I have an old GPU with 8G of RAM so every byte matters to me and I really struggled to find any good information on how to quantize XTTS. I conclude that it's not something that can be relied upon so seeing this PR that adds quantization support for Fish Speech makes me very interested!

That's a great point, thanks for that.

Re: deepspeed, can you start a new issue or discussion? it's worth its own space, I know it would help low VRAM folks a lot but it's a bit complex, especially for windows.

thiswillbeyourgithub commented 1 month ago

Also to add: they apparently support --compile for operator fusion

thiswillbeyourgithub commented 3 weeks ago

Hi, I took a quick look at fish audio again. I'm sharing this to make it easier to give it a try!

Their reference is there https://speech.fish.audio/ but I ended up doing my thing:

git clone https://github.com/fishaudio/fish-speech/
cd fish-speech

Then create docker-compose.yml with content:

    services:
      fish-speech:
        image: fishaudio/fish-speech:latest-dev  # avoid building it
        volumes:
          - ./:/exp
        deploy:
          resources:
            reservations:
              devices:
                - driver: nvidia
                  count: all
                  capabilities: [gpu]
        network_mode: host  # to access their gradio

docker compose up then go to localhost:7860 to check out their gradio.

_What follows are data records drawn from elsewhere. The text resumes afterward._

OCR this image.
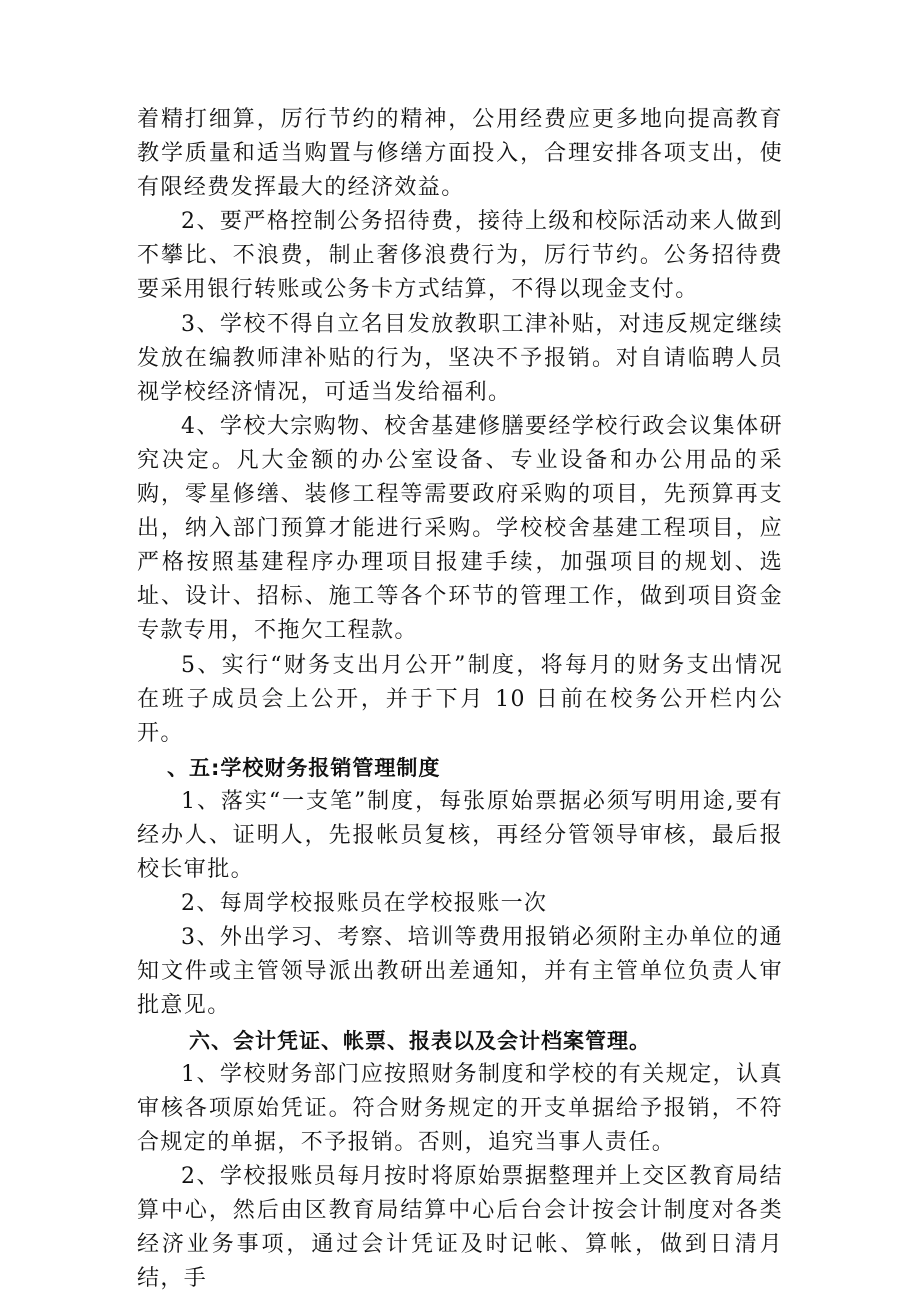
着精打细算，厉行节约的精神，公用经费应更多地向提高教育教学质量和适当购置与修缮方面投入，合理安排各项支出，使有限经费发挥最大的经济效益。

2、要严格控制公务招待费，接待上级和校际活动来人做到不攀比、不浪费，制止奢侈浪费行为，厉行节约。公务招待费要采用银行转账或公务卡方式结算，不得以现金支付。

3、学校不得自立名目发放教职工津补贴，对违反规定继续发放在编教师津补贴的行为，坚决不予报销。对自请临聘人员视学校经济情况，可适当发给福利。

4、学校大宗购物、校舍基建修膳要经学校行政会议集体研究决定。凡大金额的办公室设备、专业设备和办公用品的采购，零星修缮、装修工程等需要政府采购的项目，先预算再支出，纳入部门预算才能进行采购。学校校舍基建工程项目，应严格按照基建程序办理项目报建手续，加强项目的规划、选址、设计、招标、施工等各个环节的管理工作，做到项目资金专款专用，不拖欠工程款。

5、实行“财务支出月公开”制度，将每月的财务支出情况在班子成员会上公开，并于下月 10 日前在校务公开栏内公开。

、五:学校财务报销管理制度

1、落实“一支笔”制度，每张原始票据必须写明用途,要有经办人、证明人，先报帐员复核，再经分管领导审核，最后报校长审批。

2、每周学校报账员在学校报账一次

3、外出学习、考察、培训等费用报销必须附主办单位的通知文件或主管领导派出教研出差通知，并有主管单位负责人审批意见。

六、会计凭证、帐票、报表以及会计档案管理。

1、学校财务部门应按照财务制度和学校的有关规定，认真审核各项原始凭证。符合财务规定的开支单据给予报销，不符合规定的单据，不予报销。否则，追究当事人责任。

2、学校报账员每月按时将原始票据整理并上交区教育局结算中心，然后由区教育局结算中心后台会计按会计制度对各类经济业务事项，通过会计凭证及时记帐、算帐，做到日清月结，手
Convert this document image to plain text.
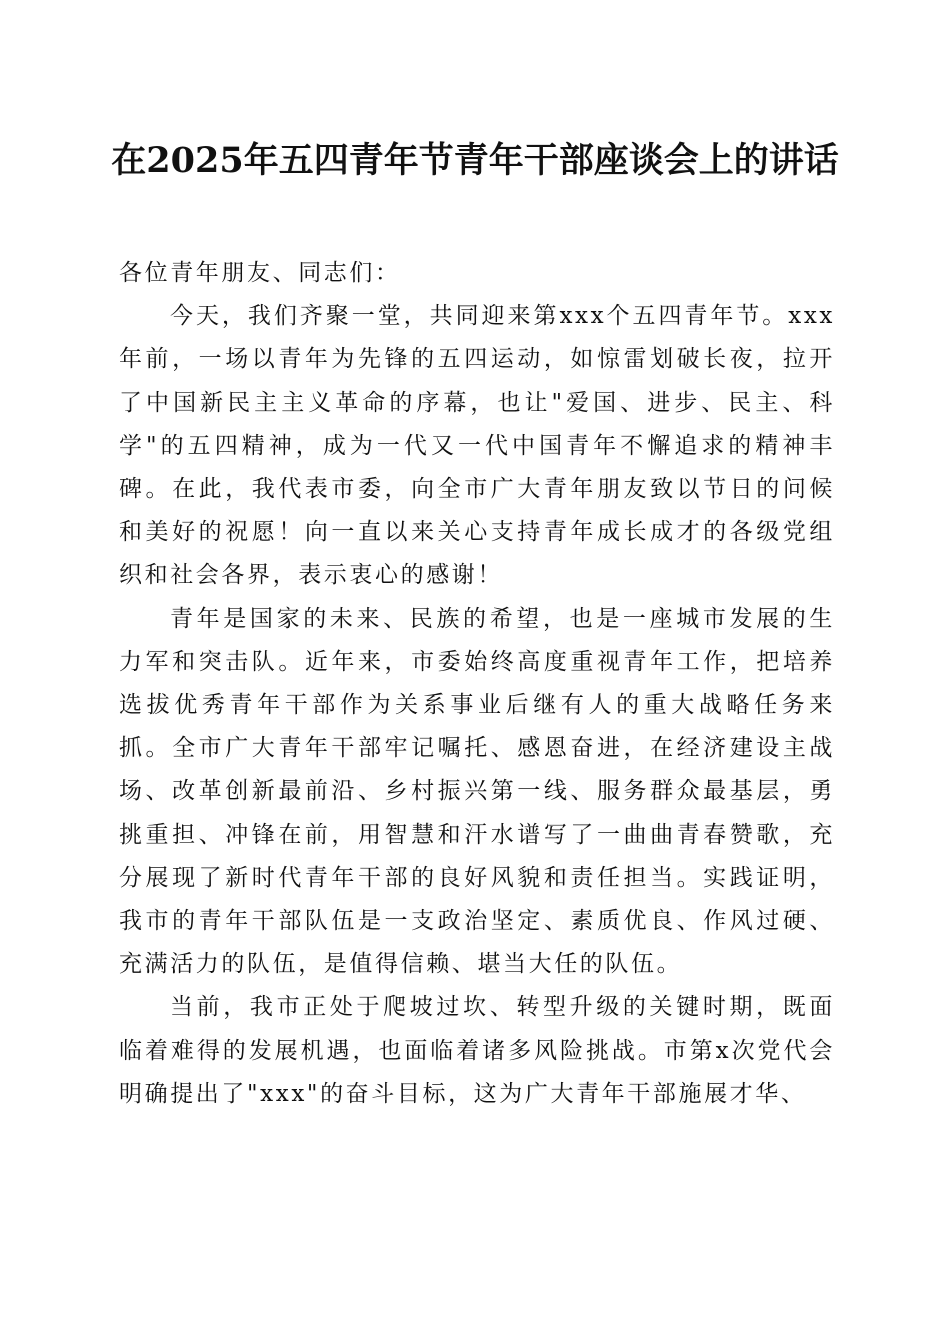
在2025年五四青年节青年干部座谈会上的讲话

各位青年朋友、同志们：

今天，我们齐聚一堂，共同迎来第xxx个五四青年节。xxx年前，一场以青年为先锋的五四运动，如惊雷划破长夜，拉开了中国新民主主义革命的序幕，也让"爱国、进步、民主、科学"的五四精神，成为一代又一代中国青年不懈追求的精神丰碑。在此，我代表市委，向全市广大青年朋友致以节日的问候和美好的祝愿！向一直以来关心支持青年成长成才的各级党组织和社会各界，表示衷心的感谢！

青年是国家的未来、民族的希望，也是一座城市发展的生力军和突击队。近年来，市委始终高度重视青年工作，把培养选拔优秀青年干部作为关系事业后继有人的重大战略任务来抓。全市广大青年干部牢记嘱托、感恩奋进，在经济建设主战场、改革创新最前沿、乡村振兴第一线、服务群众最基层，勇挑重担、冲锋在前，用智慧和汗水谱写了一曲曲青春赞歌，充分展现了新时代青年干部的良好风貌和责任担当。实践证明，我市的青年干部队伍是一支政治坚定、素质优良、作风过硬、充满活力的队伍，是值得信赖、堪当大任的队伍。

当前，我市正处于爬坡过坎、转型升级的关键时期，既面临着难得的发展机遇，也面临着诸多风险挑战。市第x次党代会明确提出了"xxx"的奋斗目标，这为广大青年干部施展才华、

My takeaway is that its of super high quality, and quite fast. Hard to quantify but I never saw it take more than 2.2G of VRAM, whereas xtts often took all my 8Go (might actually be a bug come to think of it?!). Fish on my old gpu seems to take 60s to generate 30s of audio. But have done zero optimization. I don't really understand how to enable quantization. There seems to be some args to setup --compile and --half but I don't have the time right now.

I think to go further I would need to compile it from the repo to modify the entry point to the other python gradio scripts. There are some related to quantization directly.